Collisional excitation is a process in which the kinetic energy of a collision partner is converted into the internal energy of a reactant species.

== Astronomy ==
In astronomy, collisional excitation gives rise to spectral lines in the spectra of astronomical objects such as planetary nebulae and H II regions.

In these objects, most atoms are ionised by photons from hot stars embedded within the nebular gas, stripping away electrons. The emitted electrons, (called photoelectrons), may collide with atoms or ions within the gas, and excite them. When these excited atoms or ions revert to their ground state, they will emit a photon. The spectral lines formed by these photons are called collisionally excited lines (often abbreviated to CELs).

CELs are only seen in gases at very low densities (typically less than a few thousand particles per cm³) for forbidden transitions. For allowed transitions, the gas density can be substantially higher.
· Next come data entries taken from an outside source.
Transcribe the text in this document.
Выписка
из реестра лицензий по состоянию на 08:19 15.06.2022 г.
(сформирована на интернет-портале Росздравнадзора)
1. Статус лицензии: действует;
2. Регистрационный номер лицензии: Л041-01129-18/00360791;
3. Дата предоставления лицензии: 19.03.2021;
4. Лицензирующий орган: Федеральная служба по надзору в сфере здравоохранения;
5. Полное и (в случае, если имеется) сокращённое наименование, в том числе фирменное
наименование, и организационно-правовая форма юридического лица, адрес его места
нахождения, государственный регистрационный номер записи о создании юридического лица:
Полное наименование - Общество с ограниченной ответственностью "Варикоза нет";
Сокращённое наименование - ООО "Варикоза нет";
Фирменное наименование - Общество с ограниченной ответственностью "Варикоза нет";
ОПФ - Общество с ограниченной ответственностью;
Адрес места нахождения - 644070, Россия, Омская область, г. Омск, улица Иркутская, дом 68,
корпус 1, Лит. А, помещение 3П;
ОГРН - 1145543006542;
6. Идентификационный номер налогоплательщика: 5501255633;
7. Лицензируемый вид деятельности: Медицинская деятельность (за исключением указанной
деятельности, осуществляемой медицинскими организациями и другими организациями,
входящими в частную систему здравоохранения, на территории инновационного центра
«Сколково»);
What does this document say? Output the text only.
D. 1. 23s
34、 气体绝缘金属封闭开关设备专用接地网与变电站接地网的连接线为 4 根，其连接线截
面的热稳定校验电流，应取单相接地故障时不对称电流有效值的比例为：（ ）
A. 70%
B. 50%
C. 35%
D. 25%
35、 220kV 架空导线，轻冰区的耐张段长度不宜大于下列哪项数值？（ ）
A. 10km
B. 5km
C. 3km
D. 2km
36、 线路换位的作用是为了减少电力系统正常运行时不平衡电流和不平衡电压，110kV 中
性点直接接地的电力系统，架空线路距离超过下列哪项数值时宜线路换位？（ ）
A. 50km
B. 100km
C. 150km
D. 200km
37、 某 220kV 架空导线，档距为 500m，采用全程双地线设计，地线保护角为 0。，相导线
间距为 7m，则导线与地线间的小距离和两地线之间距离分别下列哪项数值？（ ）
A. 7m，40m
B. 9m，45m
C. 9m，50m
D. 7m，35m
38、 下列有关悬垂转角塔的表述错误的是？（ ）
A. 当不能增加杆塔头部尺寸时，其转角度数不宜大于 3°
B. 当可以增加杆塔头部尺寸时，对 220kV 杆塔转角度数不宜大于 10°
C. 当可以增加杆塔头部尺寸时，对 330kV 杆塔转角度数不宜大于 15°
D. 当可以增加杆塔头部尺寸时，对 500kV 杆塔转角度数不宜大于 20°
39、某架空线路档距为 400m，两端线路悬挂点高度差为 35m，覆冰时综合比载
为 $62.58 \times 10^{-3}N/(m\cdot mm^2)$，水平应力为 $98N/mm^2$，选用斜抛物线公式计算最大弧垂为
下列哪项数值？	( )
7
At higher densities, the reverse process of collisional de-excitation suppresses the lines. Even the hardest vacuum produced on Earth is still too dense for CELs to be observed. For this reason, when CELs were first observed by William Huggins in the spectrum of the Cat's Eye Nebula, he did not know what they were, and attributed them to a hypothetical new element called nebulium. However, the lines he observed were later found to be emitted by extremely rarefied oxygen.

CELs are very important in the study of gaseous nebulae, because they can be used to determine the density and temperature of the gas.

==Mass spectrometry==
Collisional excitation in mass spectrometry is the process where an ion collides with an atom or molecule and leads to an increase in the internal energy of the ion. Molecular ions are accelerated to high kinetic energy and then collide with neutral gas molecules (e.g. helium, nitrogen or argon). In the collision some of the kinetic energy is converted into internal energy which results in fragmentation in a process known as collision-induced dissociation.